IL MIO GINO - LE RELIGIONI MONOTEISTE - LA TEODICEA POST N. 14


Riprendo il discorso su GIOBBE e apro una parentesi. La mia conoscenza della Bibbia non è molto approfondita. Ho sempre considerato la Bibbia l'insieme dei documenti che la classe sacerdotale ebraica ha redatto per conservare memoria della storia, delle leggi, dei costumi, delle prescrizioni pratiche delle loro comunità.
Però ho letto il Pentateuco, i Salmi, l'ECCLESIASTE lo scettico, che mi fa fatto divertire di cuore ed ho letto il libro di Giobbe.
Giobbe è un uomo buono, timorato di Dio, mite, non ha mai fatto male a nessuno, ha sempre rispettato le leggi. Ad un certo punto della sua vita comincia ad essere colpito da una serie di disgrazie: perde tutto il suo patrimonio, i suoi figli vengono uccisi, il suo corpo si ricopre di piaghe. Lui sopporta, sopporta ma ad un certo punto si chiede, giustamente a mio avviso: Dio, ma perché tratti così me, mi umili, mi calpesti e invece non colpisci i rei e gli empi? E si arrabbia, non lo accetta.
Interviene Eifaz, un suo amico, che rievoca un principio fondamentale  della religione ebraica, quello della GIUSTIZIA RETRIBUTIVA.
Benessere e felicità sono il premio che Dio assegna ai giusti; sofferenza e e le punizioni attendono i rei.
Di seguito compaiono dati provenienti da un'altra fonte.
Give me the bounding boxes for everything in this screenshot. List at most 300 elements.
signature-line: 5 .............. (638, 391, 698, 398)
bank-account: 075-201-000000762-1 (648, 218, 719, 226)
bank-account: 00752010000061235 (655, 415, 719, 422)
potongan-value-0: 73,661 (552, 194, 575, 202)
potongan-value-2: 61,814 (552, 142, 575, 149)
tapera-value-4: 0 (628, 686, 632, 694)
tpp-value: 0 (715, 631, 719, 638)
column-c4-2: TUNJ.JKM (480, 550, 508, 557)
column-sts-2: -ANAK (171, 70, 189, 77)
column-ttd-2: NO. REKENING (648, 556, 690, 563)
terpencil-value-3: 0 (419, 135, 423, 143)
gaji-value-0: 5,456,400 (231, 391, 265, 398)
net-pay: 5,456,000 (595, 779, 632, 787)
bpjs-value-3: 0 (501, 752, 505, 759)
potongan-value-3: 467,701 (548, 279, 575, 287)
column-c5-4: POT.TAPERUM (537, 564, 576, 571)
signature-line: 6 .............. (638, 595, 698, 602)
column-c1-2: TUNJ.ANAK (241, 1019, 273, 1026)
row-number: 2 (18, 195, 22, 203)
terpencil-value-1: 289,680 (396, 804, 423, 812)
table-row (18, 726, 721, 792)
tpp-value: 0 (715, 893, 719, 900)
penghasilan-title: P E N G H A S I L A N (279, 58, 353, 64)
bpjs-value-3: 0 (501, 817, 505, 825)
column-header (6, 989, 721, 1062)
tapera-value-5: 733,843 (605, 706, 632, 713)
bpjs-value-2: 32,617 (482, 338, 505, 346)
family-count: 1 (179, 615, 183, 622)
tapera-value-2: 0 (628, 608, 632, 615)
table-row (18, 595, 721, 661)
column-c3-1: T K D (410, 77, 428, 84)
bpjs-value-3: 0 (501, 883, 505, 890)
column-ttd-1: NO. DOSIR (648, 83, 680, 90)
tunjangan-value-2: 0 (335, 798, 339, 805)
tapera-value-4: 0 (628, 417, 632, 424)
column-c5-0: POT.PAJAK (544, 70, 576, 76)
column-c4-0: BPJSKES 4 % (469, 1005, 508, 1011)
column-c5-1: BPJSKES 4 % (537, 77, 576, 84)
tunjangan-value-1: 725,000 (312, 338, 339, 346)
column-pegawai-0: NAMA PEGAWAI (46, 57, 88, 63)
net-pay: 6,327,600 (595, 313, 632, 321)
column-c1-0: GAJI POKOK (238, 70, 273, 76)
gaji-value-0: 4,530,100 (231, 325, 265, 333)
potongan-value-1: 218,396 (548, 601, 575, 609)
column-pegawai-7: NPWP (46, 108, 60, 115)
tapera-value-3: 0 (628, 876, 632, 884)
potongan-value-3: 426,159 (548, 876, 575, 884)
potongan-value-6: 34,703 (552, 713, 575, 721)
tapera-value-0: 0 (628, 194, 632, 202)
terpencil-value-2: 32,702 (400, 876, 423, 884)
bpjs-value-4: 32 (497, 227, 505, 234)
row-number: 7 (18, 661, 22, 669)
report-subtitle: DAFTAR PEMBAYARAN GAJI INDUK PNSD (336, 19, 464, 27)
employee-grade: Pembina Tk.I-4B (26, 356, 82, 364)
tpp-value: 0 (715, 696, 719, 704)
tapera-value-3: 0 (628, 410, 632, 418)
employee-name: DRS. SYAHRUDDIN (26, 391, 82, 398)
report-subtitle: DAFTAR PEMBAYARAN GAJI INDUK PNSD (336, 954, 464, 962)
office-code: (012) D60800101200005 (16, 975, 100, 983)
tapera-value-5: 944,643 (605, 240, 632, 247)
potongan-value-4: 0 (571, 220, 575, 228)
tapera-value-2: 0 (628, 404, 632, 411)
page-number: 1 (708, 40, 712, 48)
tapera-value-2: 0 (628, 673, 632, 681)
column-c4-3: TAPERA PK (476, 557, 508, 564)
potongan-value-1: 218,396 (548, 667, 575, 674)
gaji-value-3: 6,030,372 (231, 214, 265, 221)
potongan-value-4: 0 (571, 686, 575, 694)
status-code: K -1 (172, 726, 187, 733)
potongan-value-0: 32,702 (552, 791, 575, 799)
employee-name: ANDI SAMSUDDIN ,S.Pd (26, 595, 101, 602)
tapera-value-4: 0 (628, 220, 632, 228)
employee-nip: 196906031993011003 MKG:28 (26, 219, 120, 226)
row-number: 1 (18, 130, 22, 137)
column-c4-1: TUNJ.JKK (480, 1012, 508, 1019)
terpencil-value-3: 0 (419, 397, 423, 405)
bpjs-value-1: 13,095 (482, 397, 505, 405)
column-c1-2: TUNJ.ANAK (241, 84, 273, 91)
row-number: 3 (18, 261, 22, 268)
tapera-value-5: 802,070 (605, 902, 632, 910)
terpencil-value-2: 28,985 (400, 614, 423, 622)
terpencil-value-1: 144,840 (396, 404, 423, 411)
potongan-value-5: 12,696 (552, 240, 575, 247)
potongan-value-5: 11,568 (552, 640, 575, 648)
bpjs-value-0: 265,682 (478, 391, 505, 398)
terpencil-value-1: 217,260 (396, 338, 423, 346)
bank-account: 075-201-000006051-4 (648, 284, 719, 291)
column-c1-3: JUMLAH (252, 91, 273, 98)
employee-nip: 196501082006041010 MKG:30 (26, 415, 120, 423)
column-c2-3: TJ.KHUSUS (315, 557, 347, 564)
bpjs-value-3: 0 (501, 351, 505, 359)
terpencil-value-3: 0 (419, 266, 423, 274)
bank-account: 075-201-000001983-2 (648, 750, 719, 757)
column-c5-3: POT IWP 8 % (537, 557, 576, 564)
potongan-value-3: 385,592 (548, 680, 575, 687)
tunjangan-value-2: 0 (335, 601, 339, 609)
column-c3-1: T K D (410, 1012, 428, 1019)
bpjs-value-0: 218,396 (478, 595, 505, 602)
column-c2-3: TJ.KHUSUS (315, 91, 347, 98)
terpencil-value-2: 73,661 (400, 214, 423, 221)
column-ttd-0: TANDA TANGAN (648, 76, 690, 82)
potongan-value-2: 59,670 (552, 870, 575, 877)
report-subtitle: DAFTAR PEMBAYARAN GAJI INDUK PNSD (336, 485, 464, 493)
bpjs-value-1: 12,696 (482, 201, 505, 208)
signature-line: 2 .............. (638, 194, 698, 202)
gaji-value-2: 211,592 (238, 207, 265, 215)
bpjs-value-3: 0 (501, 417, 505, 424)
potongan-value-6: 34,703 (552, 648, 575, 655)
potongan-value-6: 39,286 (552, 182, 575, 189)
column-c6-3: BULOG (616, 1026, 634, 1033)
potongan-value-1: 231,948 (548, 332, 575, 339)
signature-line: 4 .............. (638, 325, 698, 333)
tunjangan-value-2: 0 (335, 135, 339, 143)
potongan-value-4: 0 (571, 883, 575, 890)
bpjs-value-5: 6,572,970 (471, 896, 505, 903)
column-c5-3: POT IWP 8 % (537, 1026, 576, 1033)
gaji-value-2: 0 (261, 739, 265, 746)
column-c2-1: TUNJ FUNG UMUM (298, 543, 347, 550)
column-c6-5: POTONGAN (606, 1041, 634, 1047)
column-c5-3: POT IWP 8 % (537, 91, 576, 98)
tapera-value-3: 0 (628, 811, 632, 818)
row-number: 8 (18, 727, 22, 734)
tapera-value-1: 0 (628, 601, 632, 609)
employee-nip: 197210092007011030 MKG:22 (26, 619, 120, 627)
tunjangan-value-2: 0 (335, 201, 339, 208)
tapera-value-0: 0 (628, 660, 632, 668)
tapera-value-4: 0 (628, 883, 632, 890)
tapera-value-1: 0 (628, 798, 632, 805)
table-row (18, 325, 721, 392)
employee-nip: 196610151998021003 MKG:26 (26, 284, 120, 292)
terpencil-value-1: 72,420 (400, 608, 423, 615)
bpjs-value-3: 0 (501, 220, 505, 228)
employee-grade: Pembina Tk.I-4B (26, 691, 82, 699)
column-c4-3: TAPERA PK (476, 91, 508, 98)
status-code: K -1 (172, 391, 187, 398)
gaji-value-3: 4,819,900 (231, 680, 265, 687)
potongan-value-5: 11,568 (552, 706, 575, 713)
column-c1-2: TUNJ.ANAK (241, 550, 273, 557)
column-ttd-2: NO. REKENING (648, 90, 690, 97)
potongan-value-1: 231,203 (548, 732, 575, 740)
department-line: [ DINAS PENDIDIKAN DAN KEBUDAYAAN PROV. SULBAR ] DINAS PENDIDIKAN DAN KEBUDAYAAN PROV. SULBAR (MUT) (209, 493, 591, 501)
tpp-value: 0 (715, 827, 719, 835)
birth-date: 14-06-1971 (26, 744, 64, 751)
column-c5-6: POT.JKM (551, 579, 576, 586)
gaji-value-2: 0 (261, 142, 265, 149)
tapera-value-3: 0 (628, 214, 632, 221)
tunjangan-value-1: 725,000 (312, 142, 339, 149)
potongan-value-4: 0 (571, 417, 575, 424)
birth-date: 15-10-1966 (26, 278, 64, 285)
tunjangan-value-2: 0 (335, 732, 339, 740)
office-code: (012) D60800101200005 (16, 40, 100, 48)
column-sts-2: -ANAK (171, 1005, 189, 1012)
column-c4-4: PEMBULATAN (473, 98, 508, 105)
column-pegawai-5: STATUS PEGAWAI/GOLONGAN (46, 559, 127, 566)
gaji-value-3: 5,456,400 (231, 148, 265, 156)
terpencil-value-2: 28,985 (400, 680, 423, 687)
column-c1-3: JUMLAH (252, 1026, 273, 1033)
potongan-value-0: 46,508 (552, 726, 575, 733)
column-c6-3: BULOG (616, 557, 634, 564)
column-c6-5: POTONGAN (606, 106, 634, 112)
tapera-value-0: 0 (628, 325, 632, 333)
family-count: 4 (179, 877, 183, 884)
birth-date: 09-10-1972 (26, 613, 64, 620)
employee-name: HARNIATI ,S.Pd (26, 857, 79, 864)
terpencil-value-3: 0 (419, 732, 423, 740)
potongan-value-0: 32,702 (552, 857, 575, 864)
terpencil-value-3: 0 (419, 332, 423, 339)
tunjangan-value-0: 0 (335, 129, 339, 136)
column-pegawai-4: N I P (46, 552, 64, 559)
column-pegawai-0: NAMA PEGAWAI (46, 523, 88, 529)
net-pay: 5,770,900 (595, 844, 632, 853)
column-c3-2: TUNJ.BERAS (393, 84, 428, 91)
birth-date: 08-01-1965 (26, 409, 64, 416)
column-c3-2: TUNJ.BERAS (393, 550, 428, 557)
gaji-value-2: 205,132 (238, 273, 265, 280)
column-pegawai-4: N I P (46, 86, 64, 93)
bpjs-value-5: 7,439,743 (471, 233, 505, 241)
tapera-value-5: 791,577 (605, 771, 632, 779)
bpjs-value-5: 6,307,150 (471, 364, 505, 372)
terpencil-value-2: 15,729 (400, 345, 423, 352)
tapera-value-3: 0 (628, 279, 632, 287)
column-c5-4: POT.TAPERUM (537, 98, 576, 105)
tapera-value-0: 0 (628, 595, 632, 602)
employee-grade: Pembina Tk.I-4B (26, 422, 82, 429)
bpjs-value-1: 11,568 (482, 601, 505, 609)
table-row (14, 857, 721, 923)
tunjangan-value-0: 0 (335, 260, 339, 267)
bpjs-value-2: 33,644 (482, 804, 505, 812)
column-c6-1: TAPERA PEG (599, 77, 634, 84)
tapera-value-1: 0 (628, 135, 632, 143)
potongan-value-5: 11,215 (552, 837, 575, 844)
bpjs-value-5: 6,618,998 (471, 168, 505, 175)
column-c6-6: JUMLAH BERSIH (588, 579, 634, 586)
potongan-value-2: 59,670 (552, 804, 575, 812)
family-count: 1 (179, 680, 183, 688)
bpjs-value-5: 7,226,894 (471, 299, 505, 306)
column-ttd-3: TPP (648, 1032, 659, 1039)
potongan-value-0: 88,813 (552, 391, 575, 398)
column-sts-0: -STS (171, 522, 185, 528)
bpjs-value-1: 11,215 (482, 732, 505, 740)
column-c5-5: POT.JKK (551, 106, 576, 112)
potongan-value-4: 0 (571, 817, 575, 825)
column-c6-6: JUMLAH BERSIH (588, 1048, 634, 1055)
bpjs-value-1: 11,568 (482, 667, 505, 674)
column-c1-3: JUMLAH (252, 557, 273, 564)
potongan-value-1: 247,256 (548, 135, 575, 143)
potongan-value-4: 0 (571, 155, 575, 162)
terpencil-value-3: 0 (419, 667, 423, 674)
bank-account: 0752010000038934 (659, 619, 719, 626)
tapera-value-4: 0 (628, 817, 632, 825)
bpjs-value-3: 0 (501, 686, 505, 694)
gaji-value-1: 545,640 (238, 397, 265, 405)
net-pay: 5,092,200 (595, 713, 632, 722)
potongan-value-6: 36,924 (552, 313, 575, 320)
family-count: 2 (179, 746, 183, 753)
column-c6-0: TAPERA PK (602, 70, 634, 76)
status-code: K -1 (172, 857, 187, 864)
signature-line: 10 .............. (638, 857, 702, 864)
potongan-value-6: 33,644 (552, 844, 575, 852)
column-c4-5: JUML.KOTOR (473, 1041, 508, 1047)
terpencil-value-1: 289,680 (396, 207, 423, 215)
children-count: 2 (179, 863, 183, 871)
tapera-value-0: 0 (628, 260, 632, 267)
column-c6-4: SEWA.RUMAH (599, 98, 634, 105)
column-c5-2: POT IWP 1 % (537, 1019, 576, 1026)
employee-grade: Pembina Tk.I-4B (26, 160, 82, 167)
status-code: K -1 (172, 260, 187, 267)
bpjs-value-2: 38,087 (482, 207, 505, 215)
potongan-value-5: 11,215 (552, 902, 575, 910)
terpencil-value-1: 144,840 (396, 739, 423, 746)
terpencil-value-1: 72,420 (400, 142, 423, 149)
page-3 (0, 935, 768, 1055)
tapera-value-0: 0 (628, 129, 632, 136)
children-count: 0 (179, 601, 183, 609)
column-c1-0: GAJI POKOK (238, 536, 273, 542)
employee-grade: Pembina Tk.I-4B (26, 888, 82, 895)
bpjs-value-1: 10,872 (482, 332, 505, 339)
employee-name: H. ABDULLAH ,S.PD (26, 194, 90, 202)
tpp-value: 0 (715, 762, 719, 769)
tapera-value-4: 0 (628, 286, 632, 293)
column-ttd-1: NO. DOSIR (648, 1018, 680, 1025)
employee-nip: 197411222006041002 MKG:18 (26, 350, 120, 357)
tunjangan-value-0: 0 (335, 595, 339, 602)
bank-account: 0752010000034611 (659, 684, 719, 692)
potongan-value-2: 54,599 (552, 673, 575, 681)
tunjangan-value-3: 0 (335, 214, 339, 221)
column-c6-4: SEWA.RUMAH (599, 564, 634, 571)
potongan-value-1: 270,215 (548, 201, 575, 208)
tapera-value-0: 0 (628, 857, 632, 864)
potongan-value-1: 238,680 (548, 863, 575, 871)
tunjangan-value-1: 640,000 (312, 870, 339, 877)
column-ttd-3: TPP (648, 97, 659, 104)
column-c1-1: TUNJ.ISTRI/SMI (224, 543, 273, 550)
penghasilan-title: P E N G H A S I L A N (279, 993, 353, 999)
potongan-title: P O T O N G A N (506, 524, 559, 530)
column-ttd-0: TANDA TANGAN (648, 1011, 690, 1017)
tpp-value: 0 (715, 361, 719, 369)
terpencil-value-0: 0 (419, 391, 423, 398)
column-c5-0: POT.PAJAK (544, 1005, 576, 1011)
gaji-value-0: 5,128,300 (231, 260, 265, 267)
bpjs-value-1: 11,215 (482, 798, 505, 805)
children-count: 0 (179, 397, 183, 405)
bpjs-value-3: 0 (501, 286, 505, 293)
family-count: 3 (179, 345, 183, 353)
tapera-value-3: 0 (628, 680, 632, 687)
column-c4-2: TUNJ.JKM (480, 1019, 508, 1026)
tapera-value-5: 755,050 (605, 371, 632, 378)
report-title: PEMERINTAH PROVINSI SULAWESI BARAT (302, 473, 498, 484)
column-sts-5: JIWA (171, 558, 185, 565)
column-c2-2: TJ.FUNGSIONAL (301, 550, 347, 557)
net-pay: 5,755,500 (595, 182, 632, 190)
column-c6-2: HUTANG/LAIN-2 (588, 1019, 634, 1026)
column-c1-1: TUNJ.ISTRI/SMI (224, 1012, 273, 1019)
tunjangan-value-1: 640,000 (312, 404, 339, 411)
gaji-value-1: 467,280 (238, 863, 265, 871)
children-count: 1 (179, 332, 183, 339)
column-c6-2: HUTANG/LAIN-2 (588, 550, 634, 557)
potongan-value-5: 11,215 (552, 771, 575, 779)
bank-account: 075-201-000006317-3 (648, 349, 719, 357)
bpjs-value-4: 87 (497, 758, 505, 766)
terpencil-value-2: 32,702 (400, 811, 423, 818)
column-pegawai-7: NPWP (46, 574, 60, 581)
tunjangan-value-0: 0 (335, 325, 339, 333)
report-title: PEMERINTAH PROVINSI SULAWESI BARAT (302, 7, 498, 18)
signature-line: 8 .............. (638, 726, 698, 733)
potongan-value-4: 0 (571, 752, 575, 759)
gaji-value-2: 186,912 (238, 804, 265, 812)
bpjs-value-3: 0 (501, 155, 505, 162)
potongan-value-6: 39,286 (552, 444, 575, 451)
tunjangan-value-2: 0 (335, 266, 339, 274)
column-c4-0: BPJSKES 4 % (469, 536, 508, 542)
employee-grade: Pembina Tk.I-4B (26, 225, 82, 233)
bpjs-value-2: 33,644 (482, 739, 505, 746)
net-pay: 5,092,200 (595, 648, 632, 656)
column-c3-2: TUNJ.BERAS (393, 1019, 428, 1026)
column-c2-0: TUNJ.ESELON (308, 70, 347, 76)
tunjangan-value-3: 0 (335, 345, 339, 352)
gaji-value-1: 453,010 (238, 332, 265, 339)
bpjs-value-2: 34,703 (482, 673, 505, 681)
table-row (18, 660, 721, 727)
Ne deriva che se Giobbe ha tutte queste sofferenze vuol dire che ha peccato e che Dio per questo lo punisce. Il male fisico non è che la conseguenza del male morale, altro principio della religione. Ma Giobbe non ci sta. Me lo dovete dimostrare dove è sbagliato, perché io sono nel giusto. Ed in effetti Giobbe diventa esempio di "sofferenza che colpisce un innocente", perché non gli viene trovato niente che possa essergli rimproverato. Quanti esempi nella storia  di sofferenza subita da innocenti: basti pensare alla Shoah o alle persecuzioni di cristiani dei nostri tempi. 
Di fronte alla evidenza che continui sono i casi di male subito da innocenti si può reagire in diversi modi e assumere posizioni diverse:
a) tutto ciò avviene perché Dio non esiste, Dio è creatura dell'uomo e non creatore. E' la mia posizione.
b) si può pensare che la giusta punizione avverrà nella vita ultraterrena e che noi non possiamo giudicare l'imperscrutabile volontà di Dio. Non mi piace ma è la posizione che la Chiesa Cattolica ha tenuto per secoli 
c) si può pensare ad un Dio indifferente alle umane vicende. E' la posizione degli illuministi che non escludevano l'esistenza di Dio ma lo vedevano come un grande "meccanico", l'architetto dell'universo che creato il mondo se ne era disinteressato. E'la posizione di Aristotele (Dio come primo motore immobile) è quella di Epicuro e degli epicurei.
d)si può far finta di niente e continuare a credere alla giustizia retributiva su questa terra malgrado tutta contraria evidenza. E' la posizione di Eifaz. E' la posizione dello struzzo e non mi piace per niente.
Ma nessuna di queste "soluzioni" soddisfa Giobbe. Egli crede fermamente in Dio ma non dimentica, non può dimenticare le sofferenze patite. Allora Giobbe si rivolge direttamente a Dio. Non terrorizzarmi con la tua ira ma rispondimi: quali sono le mie colpe, dove ho mancato?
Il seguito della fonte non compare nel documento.